Are you poisoning yourself and possibly your family without even being aware of it? Each year, one in six Americans get sick from contaminated food, according to the Centers for Disease Control and Prevention. This article highlights some of the common foods that cause food poisoning and offers tips on how to cut down risks to you and your family in the summer heat.
Not all cases of food poisoning are that serious, but they can still cost you a day or two of downtime and you may not even be aware of the fact it’s your food that has incapacitated you. Other cases can land you in the hospital and even be life-threatening.
With the current heatwave surging across the US, we thought we’d identify some of the common culprits, and you may be surprised by what can and often does make you ill, both in restaurants and at home.
Without a doubt, one of the most common causes of food poisoning is from rice, referred to as “fried rice syndrome” and it’s one most people are blithely unaware of. Rice contains Bacillus cereus, a toxin-producing bacteria that is one of the most common causes of food poisoning. How common are incidents?

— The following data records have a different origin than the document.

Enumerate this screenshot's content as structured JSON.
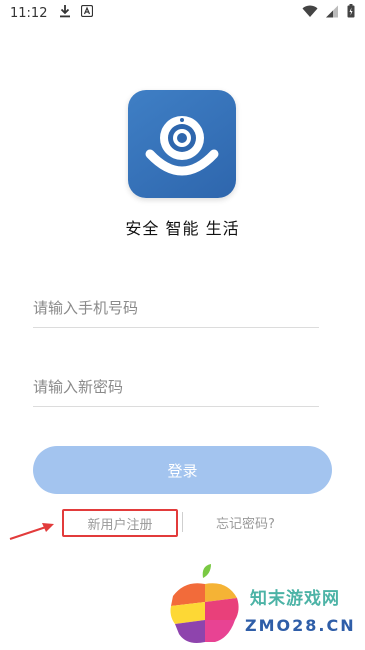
{
  "status_bar": {
    "time": "11:12",
    "icons": [
      "download-icon",
      "app-notification-icon",
      "wifi-icon",
      "signal-icon",
      "battery-icon"
    ]
  },
  "app": {
    "logo_icon": "camera-icon",
    "slogan": "安全 智能 生活",
    "accent_color": "#2e66ad"
  },
  "form": {
    "phone_placeholder": "请输入手机号码",
    "password_placeholder": "请输入新密码",
    "login_label": "登录",
    "login_color": "#a3c4ef"
  },
  "links": {
    "register": "新用户注册",
    "forgot": "忘记密码?"
  },
  "annotation": {
    "highlight_color": "#e23b3b"
  },
  "watermark": {
    "title": "知末游戏网",
    "domain": "ZMO28.CN"
  }
}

An estimated 63,000 cases of food poisoning caused by B. cereus occur each year within the U.S., according to a 2019 article published in the journal Frontiers in Microbiology. Most cases however aren’t even reported, as the symptoms are usually mild enough to avoid a doctor’s visit, but uncomfortable enough to make you take the day off work.
How does it make you sick?
Leftover fried rice is a primary culprit, B. cereus occurs naturally on rice and no, you cant wash it off. You also can’t cook it to death. The bacteria release two types of toxins that each cause a different illness — one causes diarrhea while the other toxin elicits vomiting, according to the U.S. Food and Drug Administration (FDA) Bad Bug Book.
After you’ve cooked your rice, it’s usually left to stand at room temperature and then reheated later. Its this “resting phase” at room temperature that allows the bacteria to produce the toxins. Reheating will destroy the bacteria, but doesn’t kill off the toxins. The longer the rice is left standing around, the more toxins are likely to form.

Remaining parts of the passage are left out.